Henn Tan and the Invention of the USB Thumb Drive in Singapore
canopic jug writes:
IEEE Spectrum has an article about the USB thumb drive and its inventor, Trek's CEO, Henn Tann in Singapore. The market for USB thumb drives has passed $7 billion as of last year and is expected to surpass $10 billion by 2028.
But Trek 2000 hardly became a household name. And the inventor of the thumb drive and Trek's CEO, Henn Tan, did not become as famous as other hardware pioneers like Robert Noyce, Douglas Engelbart, or Steve Jobs. Even in his home of Singapore, few people know of Tan or Trek.
Why aren't they more famous? After all, mainstream companies including IBM, TEAC, Toshiba, and, ultimately, Verbatim licensed Trek's technology for their own memory stick devices.
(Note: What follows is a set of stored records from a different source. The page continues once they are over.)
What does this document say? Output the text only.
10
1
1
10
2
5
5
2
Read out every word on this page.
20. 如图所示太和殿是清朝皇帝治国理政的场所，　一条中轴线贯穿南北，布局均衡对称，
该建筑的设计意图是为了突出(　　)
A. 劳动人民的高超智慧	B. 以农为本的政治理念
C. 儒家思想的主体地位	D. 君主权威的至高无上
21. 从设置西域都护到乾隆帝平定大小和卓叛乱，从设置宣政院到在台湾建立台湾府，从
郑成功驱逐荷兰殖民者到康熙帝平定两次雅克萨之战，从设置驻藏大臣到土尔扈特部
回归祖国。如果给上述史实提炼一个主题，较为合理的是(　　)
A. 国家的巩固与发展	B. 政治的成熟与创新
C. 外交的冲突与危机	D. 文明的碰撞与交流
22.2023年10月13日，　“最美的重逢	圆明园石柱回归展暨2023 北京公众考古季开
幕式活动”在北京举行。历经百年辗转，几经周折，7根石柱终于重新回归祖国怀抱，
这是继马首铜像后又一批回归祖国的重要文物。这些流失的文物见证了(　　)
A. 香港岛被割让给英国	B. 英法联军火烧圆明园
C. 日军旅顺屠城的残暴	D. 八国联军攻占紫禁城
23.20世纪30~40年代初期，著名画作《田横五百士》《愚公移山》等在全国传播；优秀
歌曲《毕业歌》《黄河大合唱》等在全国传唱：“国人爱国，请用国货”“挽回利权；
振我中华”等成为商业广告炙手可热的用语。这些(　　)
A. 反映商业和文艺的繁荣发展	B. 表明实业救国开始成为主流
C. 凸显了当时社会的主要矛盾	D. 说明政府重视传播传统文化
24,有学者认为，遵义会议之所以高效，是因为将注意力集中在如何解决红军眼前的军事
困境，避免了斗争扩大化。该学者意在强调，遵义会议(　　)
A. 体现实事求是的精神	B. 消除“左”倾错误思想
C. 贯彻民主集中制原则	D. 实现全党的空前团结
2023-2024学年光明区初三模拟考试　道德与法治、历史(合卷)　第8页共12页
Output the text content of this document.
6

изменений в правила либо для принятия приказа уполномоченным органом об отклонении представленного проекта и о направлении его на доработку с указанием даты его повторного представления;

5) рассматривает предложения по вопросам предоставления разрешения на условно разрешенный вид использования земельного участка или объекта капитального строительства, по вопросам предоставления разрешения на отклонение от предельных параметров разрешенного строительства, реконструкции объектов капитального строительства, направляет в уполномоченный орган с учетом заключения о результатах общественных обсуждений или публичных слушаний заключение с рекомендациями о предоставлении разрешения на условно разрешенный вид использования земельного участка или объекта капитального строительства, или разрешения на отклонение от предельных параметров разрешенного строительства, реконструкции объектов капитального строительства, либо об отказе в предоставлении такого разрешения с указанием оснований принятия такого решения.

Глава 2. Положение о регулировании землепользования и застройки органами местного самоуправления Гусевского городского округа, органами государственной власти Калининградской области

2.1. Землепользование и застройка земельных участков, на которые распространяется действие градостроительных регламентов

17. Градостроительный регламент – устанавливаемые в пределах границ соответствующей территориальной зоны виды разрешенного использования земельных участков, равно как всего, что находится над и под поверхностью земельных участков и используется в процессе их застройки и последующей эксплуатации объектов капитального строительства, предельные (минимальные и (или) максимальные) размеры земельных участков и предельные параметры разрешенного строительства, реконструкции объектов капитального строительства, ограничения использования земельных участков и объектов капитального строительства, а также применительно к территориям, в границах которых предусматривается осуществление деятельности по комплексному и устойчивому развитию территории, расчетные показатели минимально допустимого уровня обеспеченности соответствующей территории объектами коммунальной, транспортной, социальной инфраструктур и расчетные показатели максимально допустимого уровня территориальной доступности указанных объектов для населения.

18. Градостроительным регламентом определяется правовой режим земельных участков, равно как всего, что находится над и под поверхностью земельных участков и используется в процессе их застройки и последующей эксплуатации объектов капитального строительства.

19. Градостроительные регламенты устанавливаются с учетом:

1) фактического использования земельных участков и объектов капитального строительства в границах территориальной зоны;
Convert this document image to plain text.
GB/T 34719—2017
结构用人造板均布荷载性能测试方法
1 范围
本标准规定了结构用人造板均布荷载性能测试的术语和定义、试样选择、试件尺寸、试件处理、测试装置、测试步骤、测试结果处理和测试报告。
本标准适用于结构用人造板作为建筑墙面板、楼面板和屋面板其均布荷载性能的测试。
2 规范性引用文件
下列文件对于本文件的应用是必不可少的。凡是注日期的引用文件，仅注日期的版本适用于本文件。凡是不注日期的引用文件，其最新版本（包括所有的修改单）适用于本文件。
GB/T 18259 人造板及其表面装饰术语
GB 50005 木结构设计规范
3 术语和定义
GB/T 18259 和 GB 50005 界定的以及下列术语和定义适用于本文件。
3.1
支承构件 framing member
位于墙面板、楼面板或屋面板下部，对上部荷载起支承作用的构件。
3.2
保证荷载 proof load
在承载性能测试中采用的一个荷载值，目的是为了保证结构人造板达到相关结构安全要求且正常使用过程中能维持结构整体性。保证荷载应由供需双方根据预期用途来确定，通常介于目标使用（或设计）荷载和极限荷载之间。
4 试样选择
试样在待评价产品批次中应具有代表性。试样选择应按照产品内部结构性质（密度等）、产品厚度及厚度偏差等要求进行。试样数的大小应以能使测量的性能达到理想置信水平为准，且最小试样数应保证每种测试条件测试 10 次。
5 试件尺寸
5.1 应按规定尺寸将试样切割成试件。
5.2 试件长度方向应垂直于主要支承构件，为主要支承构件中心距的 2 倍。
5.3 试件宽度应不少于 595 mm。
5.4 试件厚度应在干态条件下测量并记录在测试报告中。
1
And a host of other companies just copied Tan without permission or acknowledgment.
USB thumb drives do certainly seem to be everywhere still and have even been a reasonably reliable way to jump into or out of air gapped networks. Examples of that include Stuxnet and the Snowden files, the former destroying hidden equipment in an illegal nuclear weapons programme and the latter exposing a pervasive, illegal surveillance programme. At many small and medium sized businesses, USB thumb drive-based sneakernet stayed alive and well for many a year out of necessity since Netware was wiped out without ever getting viable alternative for in house hosting.